Investigation of internal concentration polarization reduction in forward osmosis membrane using nano-CaCO3 particles as sacrificial component

Abstract

Calcium carbonate (CaCO3) nanoparticles were used as sacrificial additives to fabricate PSf substrate membranes and based on which thin film composite (TFC) membranes were prepared using m-Phenylenediamine (MPD) and 1, 3, 5-trimesoylchloride (TMC) as the monomers. Then CaCO3 nanoparticles dispersed in PSf matrix were effectively etched with hydrochloric acid to increase the substrate porosity. The effect of CaCO3 loading (ranging from 0 to 10.0wt%) was systematically investigated. The results showed that the substrate membranes fabricated with CaCO3 incorporation exhibited higher porosity and smaller structural parameter, which is advantageous for improving water permeability and reducing mass transfer resistance.
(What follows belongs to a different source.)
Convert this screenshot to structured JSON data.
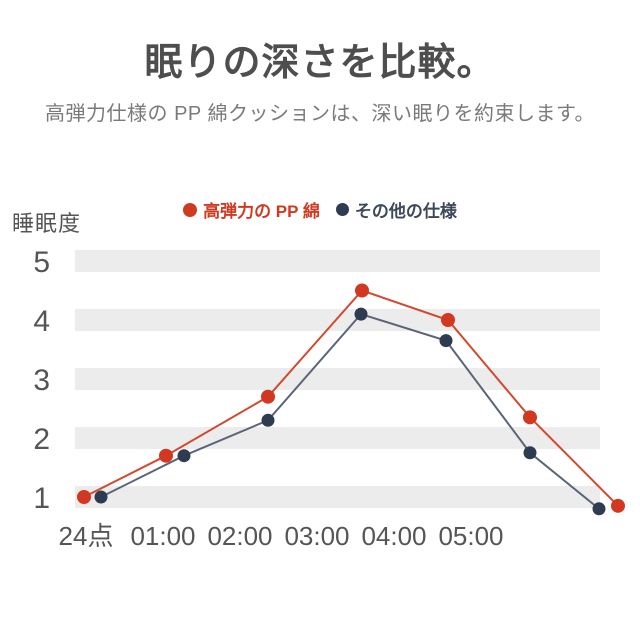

As for forward osmosis (FO) performance, the TFC membranes fabricated using modified substrates exhibited much higher water flux than the control TFC membrane prepared by substrate without CaCO3 incorporation in both AL-FS and AL-DS mode when using DI water as the feed and 2M NaCl as draw solution. The optimized TFC21 membrane also had better performance than other commercial TFC membranes in simulated seawater desalination. Moreover, the reduced membrane structural parameter indicated that the internal concentration polarization (ICP) could be mitigated via the etching method. This study provides a low cost and feasible way to reduce the ICP in FO membranes.